2 Chagas's argument that the pleadings did not support the judgment amount is without merit. The second amended complaint defined Chagas as a subcontractor who worked on the subject construction project and detailed the specific work he allegedly performed. Respondents' allegations of negligence, gross negligence, and breach of the implied warranty of workmanlike service applied to the defined subcontractors, including Chagas. Therefore, because Chagas admitted these allegations by default and they related to the building damage Respondents' expert witness identified, the allegations contained in Respondents' second amended complaint related to the judgment.

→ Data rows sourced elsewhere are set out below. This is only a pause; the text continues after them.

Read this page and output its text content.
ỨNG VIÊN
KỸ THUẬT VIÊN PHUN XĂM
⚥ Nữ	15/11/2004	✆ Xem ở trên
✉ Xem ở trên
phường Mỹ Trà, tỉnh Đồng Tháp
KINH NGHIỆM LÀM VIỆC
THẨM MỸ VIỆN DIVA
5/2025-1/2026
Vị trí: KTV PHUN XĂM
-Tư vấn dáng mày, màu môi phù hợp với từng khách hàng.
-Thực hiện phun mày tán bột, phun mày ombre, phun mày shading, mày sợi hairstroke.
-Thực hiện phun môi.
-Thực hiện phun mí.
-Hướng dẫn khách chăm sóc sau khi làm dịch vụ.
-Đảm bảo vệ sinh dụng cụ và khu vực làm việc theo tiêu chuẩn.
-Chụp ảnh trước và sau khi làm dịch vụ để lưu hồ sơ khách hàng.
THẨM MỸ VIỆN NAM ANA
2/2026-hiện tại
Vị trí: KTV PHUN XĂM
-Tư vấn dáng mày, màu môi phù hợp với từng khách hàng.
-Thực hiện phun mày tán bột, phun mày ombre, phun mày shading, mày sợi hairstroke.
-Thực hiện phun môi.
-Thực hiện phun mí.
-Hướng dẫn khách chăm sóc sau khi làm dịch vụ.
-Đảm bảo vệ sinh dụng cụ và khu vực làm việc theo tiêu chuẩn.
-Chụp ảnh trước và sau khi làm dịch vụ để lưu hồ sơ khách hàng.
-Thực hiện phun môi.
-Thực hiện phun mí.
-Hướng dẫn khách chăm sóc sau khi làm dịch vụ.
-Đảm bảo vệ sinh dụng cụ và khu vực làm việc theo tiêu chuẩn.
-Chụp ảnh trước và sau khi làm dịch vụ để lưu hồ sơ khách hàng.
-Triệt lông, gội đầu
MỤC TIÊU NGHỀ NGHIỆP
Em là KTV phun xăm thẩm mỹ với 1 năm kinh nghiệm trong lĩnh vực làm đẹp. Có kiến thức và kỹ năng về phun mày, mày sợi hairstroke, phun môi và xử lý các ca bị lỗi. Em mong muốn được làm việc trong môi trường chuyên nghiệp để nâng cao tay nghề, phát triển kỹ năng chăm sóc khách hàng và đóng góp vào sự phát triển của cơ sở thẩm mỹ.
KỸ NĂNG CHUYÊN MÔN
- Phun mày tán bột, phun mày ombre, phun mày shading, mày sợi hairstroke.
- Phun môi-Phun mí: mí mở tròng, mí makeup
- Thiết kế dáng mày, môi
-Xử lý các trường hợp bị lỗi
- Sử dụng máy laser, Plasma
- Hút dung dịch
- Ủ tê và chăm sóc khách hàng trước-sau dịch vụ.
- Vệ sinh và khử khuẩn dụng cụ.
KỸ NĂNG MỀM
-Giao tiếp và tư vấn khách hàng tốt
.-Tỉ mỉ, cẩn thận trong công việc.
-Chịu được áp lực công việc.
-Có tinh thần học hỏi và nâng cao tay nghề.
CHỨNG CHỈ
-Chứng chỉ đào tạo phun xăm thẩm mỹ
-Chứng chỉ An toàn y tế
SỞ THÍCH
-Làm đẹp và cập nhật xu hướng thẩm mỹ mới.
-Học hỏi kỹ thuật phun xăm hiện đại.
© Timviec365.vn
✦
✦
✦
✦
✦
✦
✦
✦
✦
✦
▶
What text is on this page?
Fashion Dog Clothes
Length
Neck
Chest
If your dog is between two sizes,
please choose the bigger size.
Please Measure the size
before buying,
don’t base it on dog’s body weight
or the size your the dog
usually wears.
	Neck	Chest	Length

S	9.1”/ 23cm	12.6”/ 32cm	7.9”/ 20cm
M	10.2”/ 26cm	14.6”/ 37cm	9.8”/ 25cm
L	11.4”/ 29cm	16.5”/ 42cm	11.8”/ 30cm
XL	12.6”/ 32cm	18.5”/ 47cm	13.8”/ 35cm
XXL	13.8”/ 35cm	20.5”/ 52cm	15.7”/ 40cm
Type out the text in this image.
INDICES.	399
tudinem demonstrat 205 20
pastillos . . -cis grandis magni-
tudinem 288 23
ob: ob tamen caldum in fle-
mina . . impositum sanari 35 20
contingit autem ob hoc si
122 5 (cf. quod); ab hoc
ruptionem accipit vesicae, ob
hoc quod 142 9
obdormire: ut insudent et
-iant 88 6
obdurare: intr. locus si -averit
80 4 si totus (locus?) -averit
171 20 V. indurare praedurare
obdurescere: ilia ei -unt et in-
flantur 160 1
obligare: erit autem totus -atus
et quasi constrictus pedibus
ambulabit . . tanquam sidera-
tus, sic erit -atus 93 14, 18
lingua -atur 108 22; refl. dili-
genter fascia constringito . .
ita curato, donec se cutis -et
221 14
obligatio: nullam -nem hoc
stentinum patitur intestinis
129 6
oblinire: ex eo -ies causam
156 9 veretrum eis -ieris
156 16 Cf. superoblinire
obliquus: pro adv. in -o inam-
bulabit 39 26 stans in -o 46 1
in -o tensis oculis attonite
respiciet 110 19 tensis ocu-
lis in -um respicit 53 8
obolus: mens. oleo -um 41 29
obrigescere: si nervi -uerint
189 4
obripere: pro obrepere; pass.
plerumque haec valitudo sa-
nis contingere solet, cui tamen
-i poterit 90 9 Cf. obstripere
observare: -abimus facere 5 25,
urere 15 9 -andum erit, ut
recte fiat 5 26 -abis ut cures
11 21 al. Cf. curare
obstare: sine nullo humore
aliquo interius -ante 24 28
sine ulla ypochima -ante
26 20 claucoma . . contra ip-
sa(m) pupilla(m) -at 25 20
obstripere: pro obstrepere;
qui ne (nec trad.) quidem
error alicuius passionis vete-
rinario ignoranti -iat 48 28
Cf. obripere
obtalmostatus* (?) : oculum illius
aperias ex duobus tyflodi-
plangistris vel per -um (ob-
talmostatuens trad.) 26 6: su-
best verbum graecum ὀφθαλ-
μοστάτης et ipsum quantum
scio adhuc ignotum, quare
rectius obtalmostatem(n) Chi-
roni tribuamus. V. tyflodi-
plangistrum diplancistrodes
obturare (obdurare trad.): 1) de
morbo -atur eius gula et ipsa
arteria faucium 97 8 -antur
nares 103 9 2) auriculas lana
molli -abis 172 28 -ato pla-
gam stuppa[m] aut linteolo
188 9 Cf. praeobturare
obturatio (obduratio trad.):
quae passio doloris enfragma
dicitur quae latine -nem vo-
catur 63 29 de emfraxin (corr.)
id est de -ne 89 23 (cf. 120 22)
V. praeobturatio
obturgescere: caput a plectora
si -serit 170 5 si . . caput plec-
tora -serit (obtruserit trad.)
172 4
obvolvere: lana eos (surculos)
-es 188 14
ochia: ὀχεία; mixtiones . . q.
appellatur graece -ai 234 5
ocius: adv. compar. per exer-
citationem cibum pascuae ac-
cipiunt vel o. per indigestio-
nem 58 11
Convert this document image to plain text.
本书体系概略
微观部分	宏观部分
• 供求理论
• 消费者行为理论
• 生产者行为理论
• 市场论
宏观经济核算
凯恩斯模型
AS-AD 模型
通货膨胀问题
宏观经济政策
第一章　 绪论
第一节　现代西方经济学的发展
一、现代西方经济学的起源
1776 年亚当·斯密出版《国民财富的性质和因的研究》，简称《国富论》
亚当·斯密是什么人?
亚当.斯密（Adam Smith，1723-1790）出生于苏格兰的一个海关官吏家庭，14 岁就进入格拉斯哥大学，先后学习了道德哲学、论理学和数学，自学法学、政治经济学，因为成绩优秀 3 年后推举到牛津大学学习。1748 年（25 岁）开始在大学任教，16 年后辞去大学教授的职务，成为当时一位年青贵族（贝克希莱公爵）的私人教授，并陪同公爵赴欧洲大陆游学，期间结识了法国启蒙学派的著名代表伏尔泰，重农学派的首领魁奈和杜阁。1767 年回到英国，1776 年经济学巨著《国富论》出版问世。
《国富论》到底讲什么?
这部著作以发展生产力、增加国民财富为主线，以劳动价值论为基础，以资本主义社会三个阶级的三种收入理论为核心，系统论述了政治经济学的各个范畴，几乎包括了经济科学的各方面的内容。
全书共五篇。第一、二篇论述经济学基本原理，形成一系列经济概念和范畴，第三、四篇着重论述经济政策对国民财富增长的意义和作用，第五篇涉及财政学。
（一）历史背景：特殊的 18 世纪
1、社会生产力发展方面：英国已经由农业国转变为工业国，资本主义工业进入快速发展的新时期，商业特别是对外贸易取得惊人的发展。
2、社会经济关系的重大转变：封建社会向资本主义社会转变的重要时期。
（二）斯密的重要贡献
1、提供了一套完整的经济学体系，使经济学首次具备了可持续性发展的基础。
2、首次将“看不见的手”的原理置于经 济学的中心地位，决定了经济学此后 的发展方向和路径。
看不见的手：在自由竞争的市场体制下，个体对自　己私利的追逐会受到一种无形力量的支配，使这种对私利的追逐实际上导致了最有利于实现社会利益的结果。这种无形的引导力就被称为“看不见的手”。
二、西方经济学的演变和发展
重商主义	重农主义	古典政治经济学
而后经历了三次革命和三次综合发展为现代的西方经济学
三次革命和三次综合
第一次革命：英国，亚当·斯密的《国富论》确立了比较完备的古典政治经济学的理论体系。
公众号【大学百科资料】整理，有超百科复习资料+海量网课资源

See Roche v. Young Bros., of Florence, 332 S.C. 75, 81, 504 S.E.2d 311, 314 (1998) ("It is well settled that by suffering a default, the defaulting party is deemed to have admitted the truth of the plaintiff's allegations and to have conceded liability."); see also Schein v. Lamar, 284 S.C. 252, 255, 325 S.E.2d 573, 574 (Ct. App. 1985) (finding a first amended complaint was no longer the operative pleading when a second amended complaint was filed). 3 We decide this case without oral argument pursuant to Rule 215, SCACR.